Gas burning furnaces are among the most commonly used heating systems due to their efficiency, affordability, and dependability. Despite furnaces being common and a relatively old technology, individuals are frequently at a loss when it comes to knowing what they should expect from owning and using a gas burning furnace.
Will A Gas Burning Furnace Cause Your Home To Smell?
Homeowners will frequently assume that having a gas burning furnace will contribute to their homes having unusual smells and odors. However, a properly functioning furnace system should not produce any smells or odors outside of a temporary burning odor when it is activated for the first time after many months. This smell is due to the dust that collected on the furnace burning off. If you find that this burning odor regularly occurs or fails to stop after several minutes, it may indicate that the furnace is needing to be serviced, and it should not be used until the appropriate repairs are made.
Is It Cost-Effective To Opt For A Smaller Furnace Than You Need?
Furnace replacement is a major but unavoidable expense. To make these costs more manageable, individuals may be tempted to choose a furnace that is smaller than what they actually need. This can lower the cost of the initial purchase, but it can lead to sizable expenses. An undersized furnace will lack the power to properly heat your home, which can result in it burning more fuel and running for far longer. This can increase your fuel costs while also making the furnace more likely to suffer mechanical issues due to wear.
Will You Need To Do Anything To Prepare The Furnace For Winter-Time Use?

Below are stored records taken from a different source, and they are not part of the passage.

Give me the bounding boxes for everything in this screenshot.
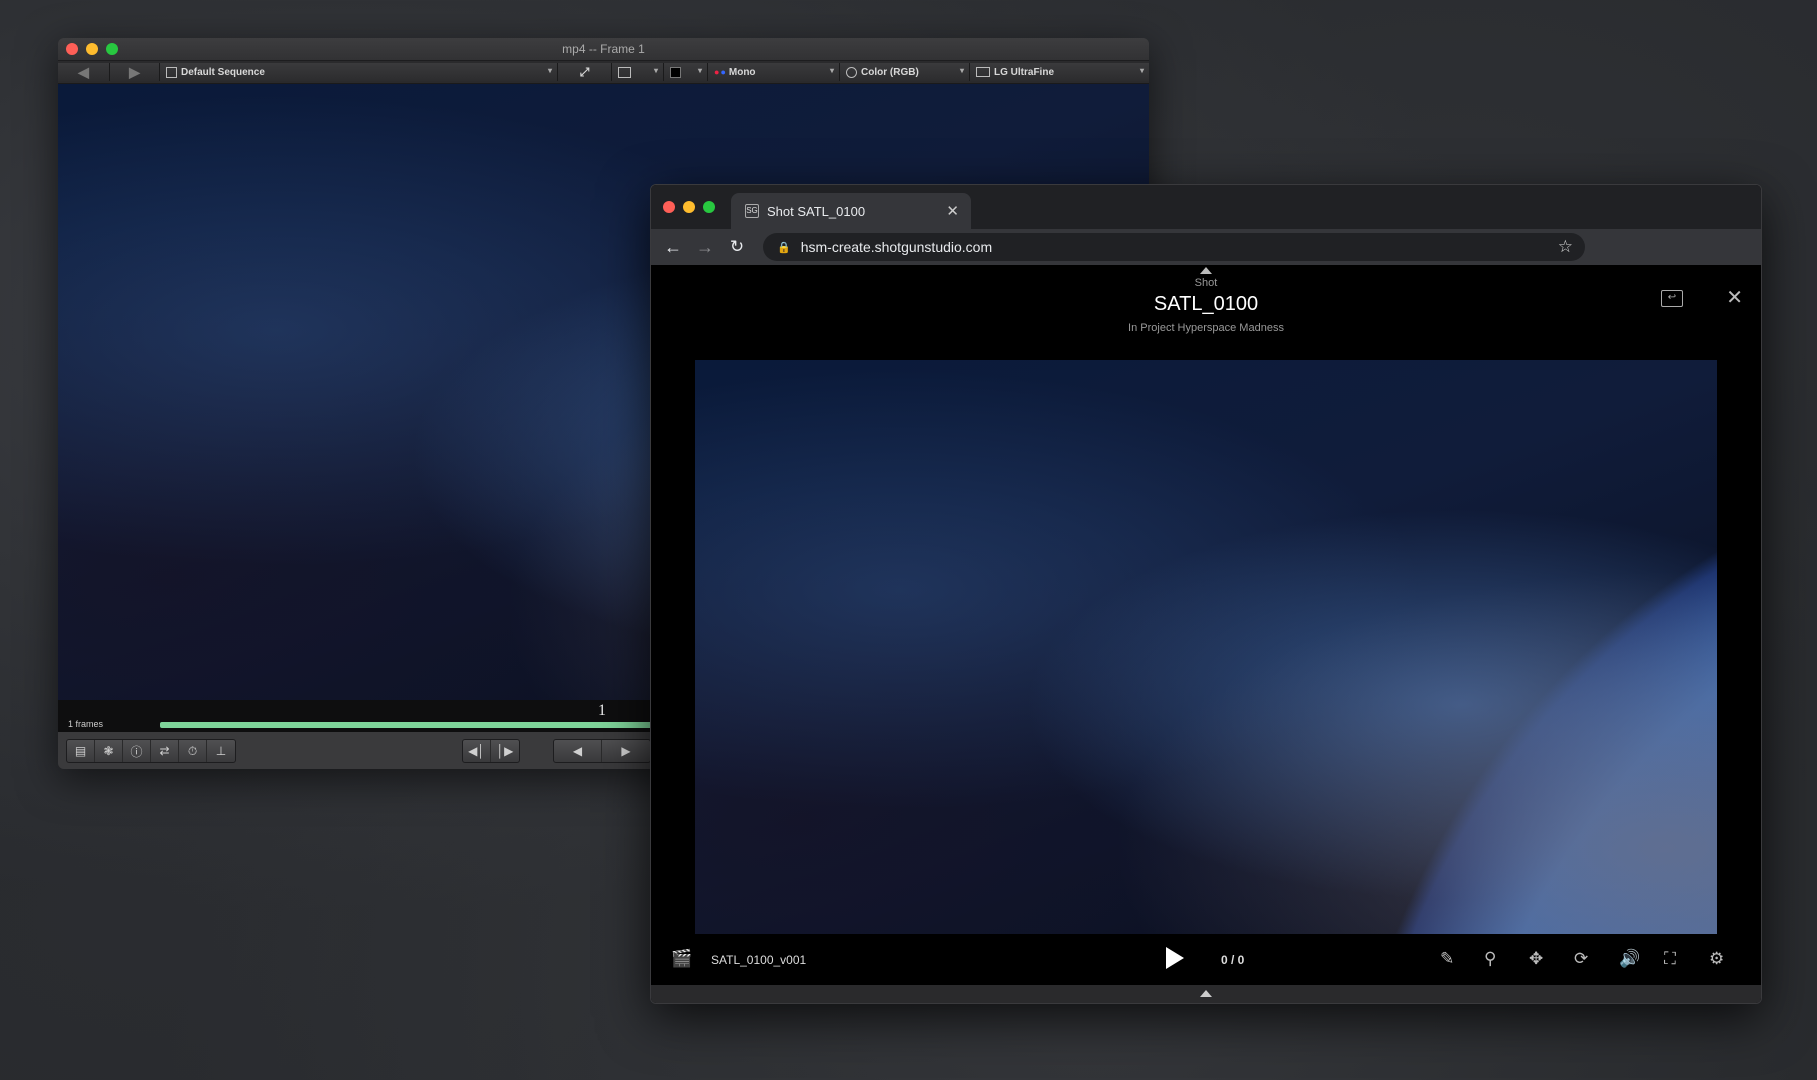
- loop-icon[interactable]: ⟳: [1574, 949, 1588, 969]
- pencil-icon[interactable]: ✎: [1440, 949, 1454, 969]
- close-window-button[interactable]: [663, 201, 675, 213]
- bottom-panel-handle[interactable]: [651, 985, 1761, 1003]
- lock-icon: 🔒: [777, 241, 791, 254]
- display-dropdown[interactable]: LG UltraFine ▾: [970, 63, 1149, 81]
- frame-dropdown[interactable]: ▾: [612, 63, 664, 81]
- browser-tab[interactable]: SG Shot SATL_0100 ✕: [731, 193, 971, 229]
- rgb-dots-icon-blue: ●: [720, 67, 726, 77]
- url-text: hsm-create.shotgunstudio.com: [800, 239, 993, 255]
- volume-icon[interactable]: 🔊: [1619, 949, 1640, 969]
- rv-tools-group: ▤ ❃ ⓘ ⇄ ⏱ ⊥: [66, 739, 236, 763]
- info-icon[interactable]: ⓘ: [123, 740, 151, 762]
- close-tab-icon[interactable]: ✕: [946, 202, 959, 220]
- export-icon[interactable]: ⊥: [207, 740, 235, 762]
- step-back-icon[interactable]: ◀│: [463, 740, 491, 762]
- color-wheel-icon: [846, 66, 857, 78]
- current-frame-number: 1: [598, 702, 606, 719]
- timer-icon[interactable]: ⏱: [179, 740, 207, 762]
- rv-window-title: mp4 -- Frame 1: [562, 42, 645, 56]
- play-button[interactable]: [1166, 947, 1184, 969]
- gear-icon[interactable]: ⚙: [1709, 949, 1724, 969]
- rgb-dots-icon: ●: [714, 67, 720, 77]
- step-forward-icon[interactable]: │▶: [491, 740, 519, 762]
- monitor-icon: [976, 67, 990, 77]
- rv-toolbar: ◀ ▶ Default Sequence ▾ ⤢ ▾ ▾ ● ● Mono ▾ C…: [58, 60, 1149, 84]
- chevron-down-icon: ▾: [653, 66, 658, 75]
- reload-icon[interactable]: ↻: [721, 237, 753, 257]
- bookmark-star-icon[interactable]: ☆: [1558, 237, 1573, 257]
- sequence-icon: [166, 66, 177, 78]
- channel-label: Mono: [728, 66, 756, 78]
- channel-dropdown[interactable]: ● ● Mono ▾: [708, 63, 840, 81]
- frames-count-label: 1 frames: [68, 719, 104, 729]
- browser-toolbar: ← → ↻ 🔒 hsm-create.shotgunstudio.com ☆: [651, 229, 1761, 265]
- project-label: In Project Hyperspace Madness: [1128, 322, 1284, 334]
- fullscreen-icon[interactable]: ⛶: [1664, 949, 1676, 969]
- chevron-down-icon: ▾: [547, 66, 552, 75]
- display-label: LG UltraFine: [994, 66, 1055, 78]
- playback-group: ◀ ▶: [553, 739, 651, 763]
- sequence-dropdown[interactable]: Default Sequence ▾: [160, 63, 558, 81]
- browser-window-controls: [663, 201, 715, 213]
- background-swatch-icon: [670, 66, 681, 78]
- color-space-label: Color (RGB): [861, 66, 919, 78]
- session-manager-icon[interactable]: ▤: [67, 740, 95, 762]
- shot-header: Shot SATL_0100 In Project Hyperspace Mad…: [651, 265, 1761, 345]
- browser-window: SG Shot SATL_0100 ✕ ← → ↻ 🔒 hsm-create.s…: [650, 184, 1762, 1004]
- browser-tabstrip: SG Shot SATL_0100 ✕: [651, 185, 1761, 229]
- pop-out-icon[interactable]: ↩: [1661, 290, 1683, 307]
- shot-name: SATL_0100: [1153, 293, 1259, 315]
- fit-view-button[interactable]: ⤢: [558, 63, 612, 81]
- back-arrow-icon[interactable]: ◀: [58, 63, 110, 81]
- background-dropdown[interactable]: ▾: [664, 63, 708, 81]
- play-forward-icon[interactable]: ▶: [602, 740, 650, 762]
- chevron-down-icon: ▾: [829, 66, 834, 75]
- minimize-window-button[interactable]: [683, 201, 695, 213]
- step-frame-group: ◀│ │▶: [462, 739, 520, 763]
- chevron-down-icon: ▾: [959, 66, 964, 75]
- zoom-icon[interactable]: ⚲: [1484, 949, 1496, 969]
- expand-arrow-icon[interactable]: [1200, 990, 1212, 997]
- resize-arrows-icon: ⤢: [579, 64, 590, 79]
- collapse-arrow-icon[interactable]: [1200, 267, 1212, 274]
- frame-icon: [618, 66, 631, 78]
- chevron-down-icon: ▾: [697, 66, 702, 75]
- move-icon[interactable]: ✥: [1529, 949, 1543, 969]
- entity-type-label: Shot: [1194, 277, 1218, 289]
- play-backward-icon[interactable]: ◀: [554, 740, 602, 762]
- media-player-viewport[interactable]: [695, 360, 1717, 934]
- frame-counter: 0 / 0: [1221, 953, 1245, 967]
- close-overlay-icon[interactable]: ✕: [1726, 285, 1743, 310]
- clapperboard-icon[interactable]: 🎬: [671, 949, 692, 969]
- version-name: SATL_0100_v001: [711, 953, 807, 967]
- address-bar[interactable]: 🔒 hsm-create.shotgunstudio.com ☆: [763, 233, 1585, 261]
- tab-title: Shot SATL_0100: [767, 203, 866, 219]
- sequence-label: Default Sequence: [181, 66, 265, 78]
- shotgun-favicon-icon: SG: [745, 204, 759, 218]
- forward-arrow-icon[interactable]: ▶: [110, 63, 160, 81]
- color-space-dropdown[interactable]: Color (RGB) ▾: [840, 63, 970, 81]
- media-player-controls: 🎬 SATL_0100_v001 0 / 0 ✎ ⚲ ✥ ⟳ 🔊 ⛶ ⚙: [651, 935, 1761, 985]
- rv-titlebar: mp4 -- Frame 1: [58, 38, 1149, 60]
- swap-icon[interactable]: ⇄: [151, 740, 179, 762]
- chevron-down-icon: ▾: [1139, 66, 1144, 75]
- forward-arrow-icon[interactable]: →: [689, 237, 721, 258]
- zoom-window-button[interactable]: [703, 201, 715, 213]
- color-inspector-icon[interactable]: ❃: [95, 740, 123, 762]
- back-arrow-icon[interactable]: ←: [657, 237, 689, 258]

When the winter months are approaching, steps should be taken to prepare the furnace for use. Homeowners may be intimidated by this work, but it will involve little more than thoroughly cleaning and inspecting the furnace along with changing its air filter. This will remove much of the dust that could cause problems for the unit when it is first activated.
Is Condensation On The Furnace Problematic?
Condensation can collect on the exterior of the furnace. This problem occurs most frequently during the spring and summer months due to the air having more moisture and the exterior of the furnace being cool to the touch. Condensation can eventually damage the furnace by corroding it. Using humidity control devices can be the most efficient way of minimizing the amount of wear that condensation can cause to your furnace's exterior.